(Warning: multi paragraph rambling ahead - probably not NPOV, but definitely not of the "He's the devil incarnate" ilk)
So, Donald has won the US election - and as is often the case with democracy, the gains (in terms of Electors) are disproportionate to the popular vote (not helped by the "Winner Take All" approach of 48 States - according to Wiki, something not originally intended to be the case [back in the 1770s, US political parties hadn't yet emerged], but appeared within 30 years of the Declaration).
It's rather telling that out of the entire electorate, nearly half abstained while there was a 0.1% difference in the number of those voting for him and Hillary - which suggests that a substantial proportion of the population had no faith in either candidate to improve their lives. Added onto which, while the electoral system is heavily stacked against minority parties, over the past few elections they've manade to grow from about 1% of the popular vote to around 2.5%. Of course, even if they did manage to escalate to 10-20% of the vote, as President and Congress are elected separately, there's less chance of a minor party becoming "Kingmaker" and agreeing to vote for a particular Presidential candidate on the understanding they get some of their ideas listened to / policies adopted in Congress.
It's not difficult to see why many were enthused about Donald: he's a popular TV personality who creates the illusion of being a successful self-made businessman (note: illusion), while he wasn't reliant on the Financial Services Industry to fund his campaign, isn't a seasoned politician, and doesn't have much of a filter between his brain and mouth. He authoritatively announces what sound like simple solutions to complex problems, so based on their perception of him through the filter of the media (especially his TV show), think he's trustworthy and is capable of doing what he says. He's not selling policy, he's selling a dream, a vision - apparently of a rose-tinted view of a few decades ago when the US still had a significant manufacturing industry, women generally stayed at home, there were clear divisions between the roles of men and women in society, there was no awareness of LGBTQI (many would probably mistakenly think LGBTQI didn't exist back then) and church was the centre of the community.

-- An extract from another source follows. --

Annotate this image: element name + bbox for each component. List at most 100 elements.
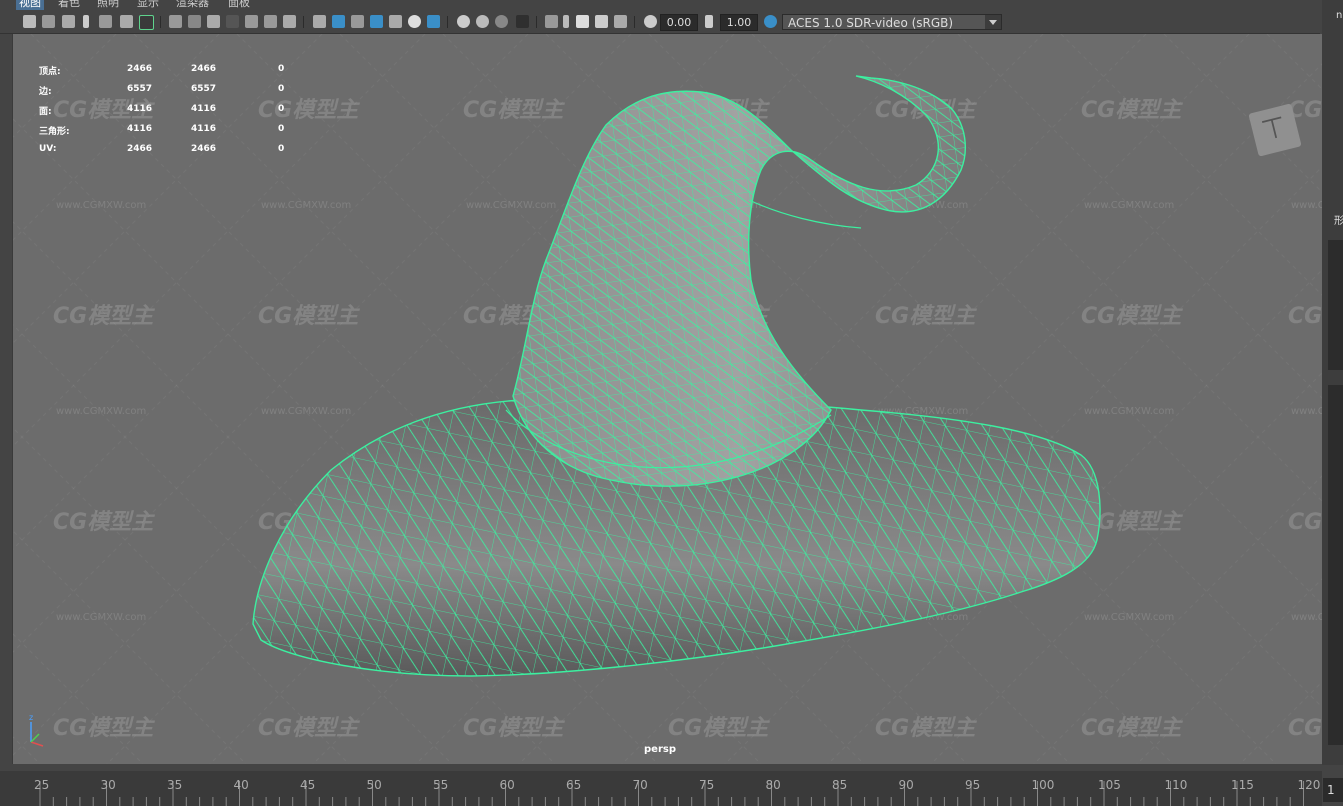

Of course, behind the rhetoric and bizzare policy announcements (e.g. The Wall, the ever-evolving approach to immigration restrictions, incarcerating Hillary without due process) seems to lie a fairly mainstream set of domestic policies: increase military spending, reduce social / welfare spending, repeal the PPACA (and produce an alternative some day never), reduce taxes (particularly on the wealthier portions of society), and allow organisations to discriminate against / refuse to serve any demographic their owner's preferred faith doesn't like (probably as long as the faith in question is some variety of conservative Christianity).
He often strikes me as a Theory X manager - he apparently believes he's smarter and knows more than the rest of the population / workforce, so is uniquely qualified to lead them. Conversely, he doesn't seem to cope very well when he doesn't get his own way, and finds diplomacy and tact hard (although not impossible, given his victory speech which was a complete contrast to pretty much everything he'd been quoted on during his campaign).
While he's suggested some very controversial policies during his campaign, even though he's got a completely Republican Senate and has an opportunity to put a conservative appointment in the Supreme Court (with the possibility of several more over the coming years), hopefully not every Republican politician will feel the need to turn the clock back on social progress, while his immigration and trade policies are likely to face fierce opposition - the US likely buys far too much from China to consider imposing punitive import duties if they don't buy lots of US-made goods and services in return.
In all likelihood, he'll neither be quite the disaster some were predicting, nor anywhere near the beacon of hope and light others were predicting. What will happen in the next few years is anyone's guess, especially as the West's economic recovery is still very fragile and Brexit could have economic consequences across Europe that could potentially ripple further.